Three specific temptations are recorded for us. In the first, vv. 3-4, the devil is attempting to make the Lord use His powers to provide for His own bodily needs, outside the will of God. Unquestionably, He was capable of producing food miraculously, as all four Gospels show, but for the benefit of others, not to satisfy His own needs, and in accordance with the will of God: certainly not at the behest of Satan.
In the second, vv. 5-8, Satan offers the Lord the kingdoms of the world, if He will worship him. The kingdoms will be His, but the timing will be God’s, not Satan’s; they will be given by God, not the devil; they will be His on a righteous basis, not by giving allegiance to the ‘god of this world’.
In the third, vv. 9-12, the enemy subtly uses scripture to try to make the Lord throw Himself from a height to the ground. How often still does he misapply scriptures in order to achieve his evil purposes! But the Lord will have none of it: the promises of preservation are there for the encouragement of the righteous, not as a basis for putting God to the test.

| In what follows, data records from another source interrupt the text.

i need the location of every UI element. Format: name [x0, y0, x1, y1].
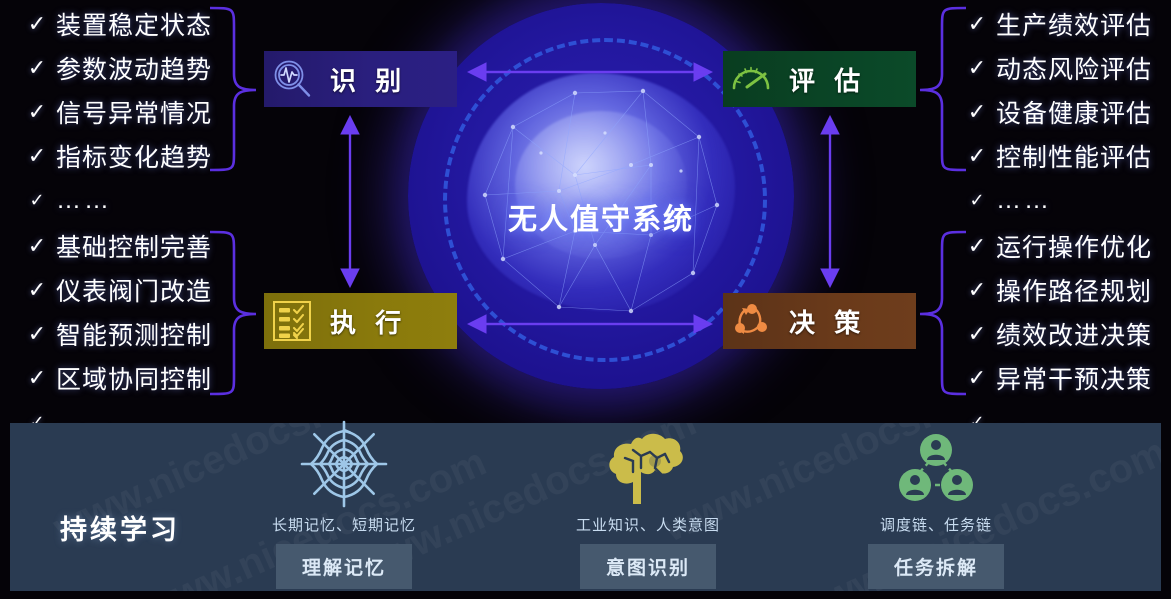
- list-item: ✓智能预测控制: [18, 312, 212, 356]
- list-item: ✓设备健康评估: [958, 90, 1152, 134]
- center-label: 无人值守系统: [408, 196, 794, 238]
- check-icon: ✓: [18, 57, 56, 79]
- node-label: 识 别: [330, 61, 407, 98]
- check-icon: ✓: [958, 367, 996, 389]
- bottom-cell-button[interactable]: 意图识别: [580, 544, 716, 589]
- node-evaluate[interactable]: 评 估: [723, 51, 916, 107]
- check-icon: ✓: [958, 13, 996, 35]
- check-icon: ✓: [958, 279, 996, 301]
- list-item: ✓信号异常情况: [18, 90, 212, 134]
- list-bottom-left: ✓基础控制完善 ✓仪表阀门改造 ✓智能预测控制 ✓区域协同控制 ✓……: [18, 224, 212, 444]
- check-icon: ✓: [18, 101, 56, 123]
- check-icon: ✓: [18, 367, 56, 389]
- list-item: ✓运行操作优化: [958, 224, 1152, 268]
- list-item: ✓装置稳定状态: [18, 2, 212, 46]
- list-item: ✓指标变化趋势: [18, 134, 212, 178]
- node-label: 执 行: [330, 303, 407, 340]
- check-icon: ✓: [18, 235, 56, 257]
- list-top-left: ✓装置稳定状态 ✓参数波动趋势 ✓信号异常情况 ✓指标变化趋势 ✓……: [18, 2, 212, 222]
- list-item: ✓动态风险评估: [958, 46, 1152, 90]
- bottom-cell-button[interactable]: 任务拆解: [868, 544, 1004, 589]
- cycle-arrows-icon: [723, 293, 779, 349]
- node-label: 评 估: [789, 61, 866, 98]
- list-item: ✓仪表阀门改造: [18, 268, 212, 312]
- check-icon: ✓: [958, 323, 996, 345]
- bottom-cell-memory: 长期记忆、短期记忆 理解记忆: [224, 430, 464, 589]
- checklist-icon: [264, 293, 320, 349]
- spider-web-icon: [224, 430, 464, 508]
- list-item: ✓区域协同控制: [18, 356, 212, 400]
- bottom-cell-intent: 工业知识、人类意图 意图识别: [528, 430, 768, 589]
- check-icon: ✓: [958, 101, 996, 123]
- people-network-icon: [816, 430, 1056, 508]
- check-icon: ✓: [958, 235, 996, 257]
- list-item: ✓操作路径规划: [958, 268, 1152, 312]
- bottom-cell-button[interactable]: 理解记忆: [276, 544, 412, 589]
- gauge-icon: [723, 51, 779, 107]
- check-icon: ✓: [958, 191, 996, 209]
- bottom-cell-caption: 长期记忆、短期记忆: [224, 514, 464, 535]
- node-execute[interactable]: 执 行: [264, 293, 457, 349]
- brain-network-icon: [455, 45, 747, 345]
- bottom-title: 持续学习: [60, 508, 180, 547]
- check-icon: ✓: [958, 145, 996, 167]
- list-item: ✓生产绩效评估: [958, 2, 1152, 46]
- check-icon: ✓: [18, 323, 56, 345]
- check-icon: ✓: [18, 145, 56, 167]
- list-item: ✓绩效改进决策: [958, 312, 1152, 356]
- bottom-cell-caption: 工业知识、人类意图: [528, 514, 768, 535]
- node-label: 决 策: [789, 303, 866, 340]
- list-item: ✓……: [958, 178, 1152, 222]
- check-icon: ✓: [18, 191, 56, 209]
- check-icon: ✓: [958, 57, 996, 79]
- bottom-cell-task: 调度链、任务链 任务拆解: [816, 430, 1056, 589]
- diagram-root: 无人值守系统: [0, 0, 1171, 599]
- list-bottom-right: ✓运行操作优化 ✓操作路径规划 ✓绩效改进决策 ✓异常干预决策 ✓……: [958, 224, 1152, 444]
- check-icon: ✓: [18, 13, 56, 35]
- list-item: ✓……: [18, 178, 212, 222]
- list-item: ✓基础控制完善: [18, 224, 212, 268]
- magnifier-waveform-icon: [264, 51, 320, 107]
- list-item: ✓参数波动趋势: [18, 46, 212, 90]
- node-recognize[interactable]: 识 别: [264, 51, 457, 107]
- list-top-right: ✓生产绩效评估 ✓动态风险评估 ✓设备健康评估 ✓控制性能评估 ✓……: [958, 2, 1152, 222]
- list-item: ✓异常干预决策: [958, 356, 1152, 400]
- check-icon: ✓: [18, 279, 56, 301]
- brain-outline-icon: [528, 430, 768, 508]
- list-item: ✓控制性能评估: [958, 134, 1152, 178]
- bottom-cell-caption: 调度链、任务链: [816, 514, 1056, 535]
- node-decide[interactable]: 决 策: [723, 293, 916, 349]
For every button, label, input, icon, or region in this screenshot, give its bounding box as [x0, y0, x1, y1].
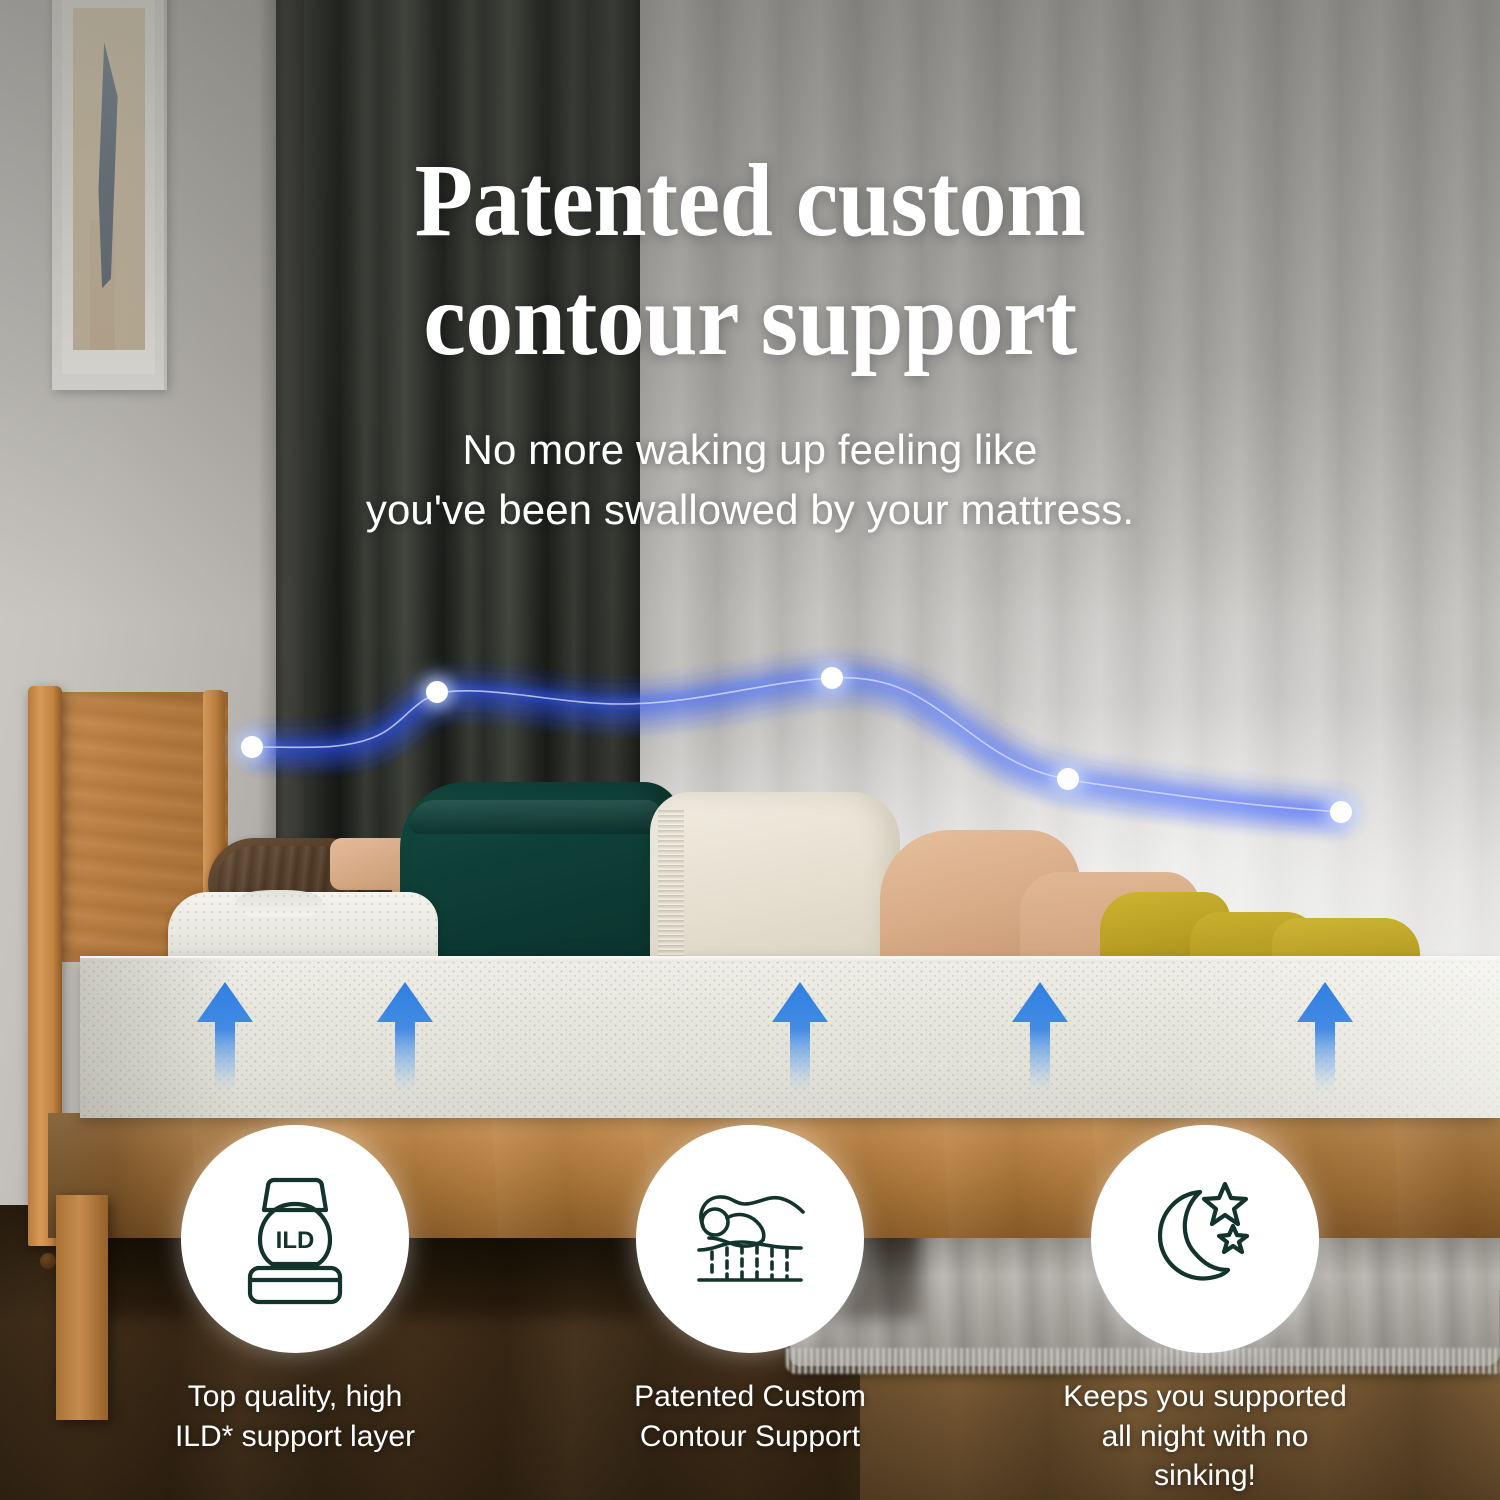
feature-caption: Top quality, high ILD* support layer — [175, 1377, 415, 1456]
product-feature-image: Patented custom contour support No more … — [0, 0, 1500, 1500]
art-canvas — [73, 8, 145, 350]
bed-frame-knob — [40, 1253, 56, 1269]
sleeper-shirt-seam — [658, 810, 684, 966]
feature-no-sinking[interactable]: Keeps you supported all night with no si… — [1055, 1125, 1355, 1496]
feature-ild-support[interactable]: ILD Top quality, high ILD* support layer — [145, 1125, 445, 1456]
feature-contour-support[interactable]: Patented Custom Contour Support — [600, 1125, 900, 1456]
weight-on-mattress-icon: ILD — [220, 1164, 370, 1314]
feature-caption: Patented Custom Contour Support — [634, 1377, 866, 1456]
feature-caption: Keeps you supported all night with no si… — [1055, 1377, 1355, 1496]
feature-badge-circle — [636, 1125, 864, 1353]
art-mat — [62, 0, 155, 374]
framed-wall-art — [52, 0, 167, 390]
contour-pillow-texture — [168, 892, 438, 964]
sleeper-top-fold — [410, 800, 660, 834]
person-on-support-layer-icon — [675, 1164, 825, 1314]
bed-frame-leg — [56, 1195, 108, 1420]
feature-badge-circle: ILD — [181, 1125, 409, 1353]
feature-list: ILD Top quality, high ILD* support layer — [0, 1125, 1500, 1455]
sleeper-cream-shirt — [650, 792, 900, 968]
feature-badge-circle — [1091, 1125, 1319, 1353]
moon-and-stars-icon — [1130, 1164, 1280, 1314]
ild-icon-label: ILD — [276, 1227, 315, 1254]
mattress-left-shading — [80, 958, 240, 1118]
mattress-right-highlight — [1180, 958, 1500, 1118]
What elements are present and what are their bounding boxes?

When Satan tempts us, he does not tell us to produce food, or take us up mountains, or to Jerusalem, but still he would have us go outside the will of God to satisfy our own desires. He would put us in positions where we are tempted to value the gains of this world above our service of God, and he would do his utmost to make us act contrary to the teaching of scripture. We should respond as the Lord did, ‘It is written . . . ’, vv. 4, 8.